Furthermore, patients with decreasing PCT values of ≥ 50% (baseline to day 4) had a significantly higher risk of developing subsequent nosocomial infections if corresponding MR-proADM concentrations were either continuously high (HR (95% CI): 3.9 (1.5–10.5)) or intermediate (HR (95% CI): 2.4 (1.2–6.8)). In addition, patients with decreasing PCT values of ≥ 50% but increasing intermediate to high MR-proADM concentrations were subsequently more likely to require focus control procedures compared to those with either continuously intermediate (HR (95% CI): 3.2 (1.3–7.6)), intermediate to low (HR (95% CI): 8.7 (3.1–24.8)) or high to intermediate (HR (95% CI): 4.6 (1.4–14.5)) values. When PCT levels failed to decrease by ≥ 50% over the first 4 days of ICU treatment, the risk of requiring emergency surgery was significantly increased if MR-proADM concentrations were either at a continuously high (HR (95% CI): 5.7 (1.5–21.9)) or intermediate (HR (95% CI): 4.2 (1.3–13.2)) level.

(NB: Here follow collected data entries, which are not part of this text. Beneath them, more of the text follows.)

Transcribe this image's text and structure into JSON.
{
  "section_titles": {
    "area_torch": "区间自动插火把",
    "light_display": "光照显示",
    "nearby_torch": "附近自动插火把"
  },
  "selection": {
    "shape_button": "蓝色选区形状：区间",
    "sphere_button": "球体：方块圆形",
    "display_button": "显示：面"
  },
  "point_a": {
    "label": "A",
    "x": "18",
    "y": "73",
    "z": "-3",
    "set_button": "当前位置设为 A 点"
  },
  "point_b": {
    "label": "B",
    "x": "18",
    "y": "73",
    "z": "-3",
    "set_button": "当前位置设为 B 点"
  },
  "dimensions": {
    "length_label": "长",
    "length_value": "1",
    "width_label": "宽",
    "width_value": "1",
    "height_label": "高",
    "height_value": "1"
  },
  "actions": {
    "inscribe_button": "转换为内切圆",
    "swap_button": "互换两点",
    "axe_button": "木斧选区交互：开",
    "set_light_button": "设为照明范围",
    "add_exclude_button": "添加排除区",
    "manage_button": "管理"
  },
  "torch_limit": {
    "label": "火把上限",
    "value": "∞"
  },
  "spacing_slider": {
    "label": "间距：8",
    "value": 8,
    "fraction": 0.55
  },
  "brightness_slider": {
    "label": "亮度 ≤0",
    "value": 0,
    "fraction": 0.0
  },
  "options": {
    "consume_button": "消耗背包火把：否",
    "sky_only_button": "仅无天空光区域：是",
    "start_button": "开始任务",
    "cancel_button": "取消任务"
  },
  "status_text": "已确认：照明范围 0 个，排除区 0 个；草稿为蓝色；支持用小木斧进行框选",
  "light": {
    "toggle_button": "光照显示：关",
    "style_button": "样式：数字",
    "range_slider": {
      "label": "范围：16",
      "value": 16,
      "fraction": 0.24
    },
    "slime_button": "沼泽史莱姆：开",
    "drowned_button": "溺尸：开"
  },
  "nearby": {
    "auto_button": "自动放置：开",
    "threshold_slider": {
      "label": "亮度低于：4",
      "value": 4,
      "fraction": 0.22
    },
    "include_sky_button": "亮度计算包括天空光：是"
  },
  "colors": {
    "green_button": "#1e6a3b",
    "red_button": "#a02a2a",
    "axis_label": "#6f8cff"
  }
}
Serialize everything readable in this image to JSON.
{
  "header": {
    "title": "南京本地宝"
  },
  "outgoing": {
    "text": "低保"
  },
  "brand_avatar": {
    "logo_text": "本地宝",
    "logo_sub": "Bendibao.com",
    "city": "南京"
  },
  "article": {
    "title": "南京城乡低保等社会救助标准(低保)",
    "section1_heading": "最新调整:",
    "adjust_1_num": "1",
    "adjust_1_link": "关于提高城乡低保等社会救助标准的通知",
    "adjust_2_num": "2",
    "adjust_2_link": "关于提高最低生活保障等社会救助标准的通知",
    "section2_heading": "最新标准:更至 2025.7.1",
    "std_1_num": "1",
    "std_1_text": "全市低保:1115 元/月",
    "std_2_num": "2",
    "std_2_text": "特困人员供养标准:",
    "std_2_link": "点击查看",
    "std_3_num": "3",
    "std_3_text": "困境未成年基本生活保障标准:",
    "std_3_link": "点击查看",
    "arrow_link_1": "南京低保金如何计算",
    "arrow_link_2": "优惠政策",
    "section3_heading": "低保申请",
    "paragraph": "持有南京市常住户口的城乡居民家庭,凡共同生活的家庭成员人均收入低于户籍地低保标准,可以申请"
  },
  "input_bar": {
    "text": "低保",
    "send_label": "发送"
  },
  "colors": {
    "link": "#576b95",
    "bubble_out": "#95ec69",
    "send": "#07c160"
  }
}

Finally, despite undergoing ICU treatment, a stable intermediate SOFA severity level persisted in 260 (26.6%) patients from baseline to day 1, resulting in a 28-day mortality rate of 26.2%. Of these patients, those with continuously low or decreasing MR-proADM concentrations (N = 80; 13.8% mortality) had a significantly lower mortality rate compared to those with continuously high or increasing concentrations (N = 40; 47.5% mortality; HR (95% CI): 0.1 (0.0–0.4)). Similar MR-proADM subgroups were also identified within the populations with stable low, increasing and decreasing SOFA.